Compute Project A's accounting rate of return.

[tex]\[
\begin{tabular}{|l|l|l|l|}
\hline
Numerator: & Annual Income & & \$28,800 \\
\hline
Denominator: & Initial Investment & & \$285,000 \\
\hline
Accounting Rate of Return: & & = & \frac{\$28,800}{\$285,000} \\
\hline
\end{tabular}
\][/tex]

[tex]\[ \text{Accounting Rate of Return} = \frac{\$28,800}{\$285,000} \approx 0.101 \text{ or } 10.1\% \][/tex]



Answer :

Certainly! Let's break down the steps to compute Project A's accounting rate of return (ARR):

### Step 1: Calculate Total Income Over the Project's Life
The total income over the project's life can be computed by multiplying the annual income with the project life.
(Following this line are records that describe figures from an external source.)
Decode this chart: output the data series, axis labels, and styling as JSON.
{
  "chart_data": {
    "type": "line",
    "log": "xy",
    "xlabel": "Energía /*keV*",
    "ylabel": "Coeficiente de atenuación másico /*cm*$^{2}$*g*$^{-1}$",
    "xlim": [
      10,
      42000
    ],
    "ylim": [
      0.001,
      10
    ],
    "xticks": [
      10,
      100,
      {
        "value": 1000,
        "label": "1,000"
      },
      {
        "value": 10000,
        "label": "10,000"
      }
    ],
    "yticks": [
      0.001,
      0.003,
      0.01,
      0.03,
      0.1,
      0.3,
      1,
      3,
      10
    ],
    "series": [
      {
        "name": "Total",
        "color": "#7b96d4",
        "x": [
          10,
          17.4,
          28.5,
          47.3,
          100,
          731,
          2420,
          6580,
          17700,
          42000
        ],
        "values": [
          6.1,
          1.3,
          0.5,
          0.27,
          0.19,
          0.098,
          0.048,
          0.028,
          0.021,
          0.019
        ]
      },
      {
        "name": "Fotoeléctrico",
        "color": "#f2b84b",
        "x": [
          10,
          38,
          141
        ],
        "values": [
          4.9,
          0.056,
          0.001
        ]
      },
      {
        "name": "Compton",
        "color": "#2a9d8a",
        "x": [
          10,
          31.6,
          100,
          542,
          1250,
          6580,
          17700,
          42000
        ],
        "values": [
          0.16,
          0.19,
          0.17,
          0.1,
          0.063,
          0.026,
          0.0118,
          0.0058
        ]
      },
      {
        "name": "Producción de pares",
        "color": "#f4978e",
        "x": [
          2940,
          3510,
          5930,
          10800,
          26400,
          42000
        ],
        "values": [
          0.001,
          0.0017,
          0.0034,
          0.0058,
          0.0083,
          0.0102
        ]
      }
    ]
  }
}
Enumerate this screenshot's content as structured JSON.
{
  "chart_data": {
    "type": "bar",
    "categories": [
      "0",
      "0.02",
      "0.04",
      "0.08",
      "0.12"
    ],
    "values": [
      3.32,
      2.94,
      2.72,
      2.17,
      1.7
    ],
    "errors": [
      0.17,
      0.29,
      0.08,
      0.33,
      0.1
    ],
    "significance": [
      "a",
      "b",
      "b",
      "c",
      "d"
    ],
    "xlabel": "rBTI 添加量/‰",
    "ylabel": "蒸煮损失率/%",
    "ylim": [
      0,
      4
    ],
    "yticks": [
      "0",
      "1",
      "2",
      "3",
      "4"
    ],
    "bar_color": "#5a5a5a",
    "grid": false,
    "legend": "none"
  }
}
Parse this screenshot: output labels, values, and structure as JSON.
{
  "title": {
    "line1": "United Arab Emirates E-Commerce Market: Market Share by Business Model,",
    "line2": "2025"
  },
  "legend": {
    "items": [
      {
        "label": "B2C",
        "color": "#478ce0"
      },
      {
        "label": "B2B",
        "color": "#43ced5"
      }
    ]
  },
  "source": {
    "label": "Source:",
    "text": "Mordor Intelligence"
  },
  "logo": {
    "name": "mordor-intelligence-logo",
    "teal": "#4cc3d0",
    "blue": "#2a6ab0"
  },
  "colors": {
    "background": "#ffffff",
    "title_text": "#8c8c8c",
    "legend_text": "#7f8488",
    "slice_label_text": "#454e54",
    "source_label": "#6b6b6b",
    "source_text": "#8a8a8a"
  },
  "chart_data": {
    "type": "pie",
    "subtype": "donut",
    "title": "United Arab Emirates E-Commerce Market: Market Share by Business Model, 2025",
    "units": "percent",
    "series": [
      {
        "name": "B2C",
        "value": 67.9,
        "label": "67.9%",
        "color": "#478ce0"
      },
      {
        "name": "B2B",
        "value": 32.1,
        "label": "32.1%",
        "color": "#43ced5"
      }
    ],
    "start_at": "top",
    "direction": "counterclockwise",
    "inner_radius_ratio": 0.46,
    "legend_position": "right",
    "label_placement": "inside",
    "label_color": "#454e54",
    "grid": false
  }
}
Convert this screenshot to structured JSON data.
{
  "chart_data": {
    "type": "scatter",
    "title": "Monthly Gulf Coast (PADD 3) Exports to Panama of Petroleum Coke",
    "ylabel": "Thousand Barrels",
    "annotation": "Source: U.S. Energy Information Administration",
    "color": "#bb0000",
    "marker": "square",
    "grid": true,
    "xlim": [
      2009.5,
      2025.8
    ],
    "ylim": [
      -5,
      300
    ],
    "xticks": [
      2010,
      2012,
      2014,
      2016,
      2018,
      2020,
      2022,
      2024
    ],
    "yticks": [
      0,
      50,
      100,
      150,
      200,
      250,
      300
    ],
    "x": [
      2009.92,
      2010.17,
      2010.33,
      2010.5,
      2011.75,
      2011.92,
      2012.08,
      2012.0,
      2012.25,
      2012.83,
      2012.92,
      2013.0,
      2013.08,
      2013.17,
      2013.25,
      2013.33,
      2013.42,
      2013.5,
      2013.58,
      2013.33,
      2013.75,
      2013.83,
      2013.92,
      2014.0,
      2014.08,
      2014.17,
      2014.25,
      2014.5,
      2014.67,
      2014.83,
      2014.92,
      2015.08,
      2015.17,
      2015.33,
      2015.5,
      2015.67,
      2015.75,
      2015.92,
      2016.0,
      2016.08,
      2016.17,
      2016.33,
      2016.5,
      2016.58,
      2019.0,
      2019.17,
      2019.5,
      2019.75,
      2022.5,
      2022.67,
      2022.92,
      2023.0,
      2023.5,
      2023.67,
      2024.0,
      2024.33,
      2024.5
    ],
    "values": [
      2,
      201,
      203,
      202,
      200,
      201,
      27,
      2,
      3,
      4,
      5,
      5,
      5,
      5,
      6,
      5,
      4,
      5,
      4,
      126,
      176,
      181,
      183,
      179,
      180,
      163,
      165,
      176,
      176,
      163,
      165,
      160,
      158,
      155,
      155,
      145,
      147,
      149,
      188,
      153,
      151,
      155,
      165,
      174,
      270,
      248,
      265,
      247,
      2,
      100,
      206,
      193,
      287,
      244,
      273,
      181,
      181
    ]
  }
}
[tex]\[ \text{Total Income} = \$ 28,800 \times 5 = \$ 144,000 \][/tex]

### Step 2: Calculate Average Income Per Year
The average income per year is simply the total income divided by the project life.

[tex]\[ \text{Average Income} = \frac{\$ 144,000}{5} = \$ 28,800 \][/tex]

### Step 3: Calculate Depreciation Per Year
Depreciation is calculated by subtracting the salvage value from the initial investment and then dividing by the project life.

[tex]\[ \text{Depreciation} = \frac{\$ 285,000 - \$ 45,500}{5} = \frac{\$ 239,500}{5} = \$ 47,900 \][/tex]

### Step 4: Calculate Accounting Income Per Year
Accounting Income per year is determined by subtracting depreciation from the average income.

[tex]\[ \text{Accounting Income} = \$ 28,800 - \$ 47,900 = -\$ 19,100 \][/tex]

### Step 5: Calculate Average Investment
The average investment is calculated by taking the average of the initial investment and the salvage value.

[tex]\[ \text{Average Investment} = \frac{\$ 285,000 + \$ 45,500}{2} = \frac{\$ 330,500}{2} = \$ 165,250 \][/tex]

### Step 6: Calculate Accounting Rate of Return (ARR)
Finally, the accounting rate of return is computed by dividing the accounting income by the average investment and then converting it to a percentage.

[tex]\[ \text{ARR} = \left( \frac{-\$ 19,100}{\$ 165,250} \right) \times 100 \approx -11.56\% \][/tex]

Thus, Project A’s accounting rate of return (ARR) is approximately [tex]\(-11.56\%\)[/tex]. This indicates that the project would result in a negative return based on accounting income and average investment.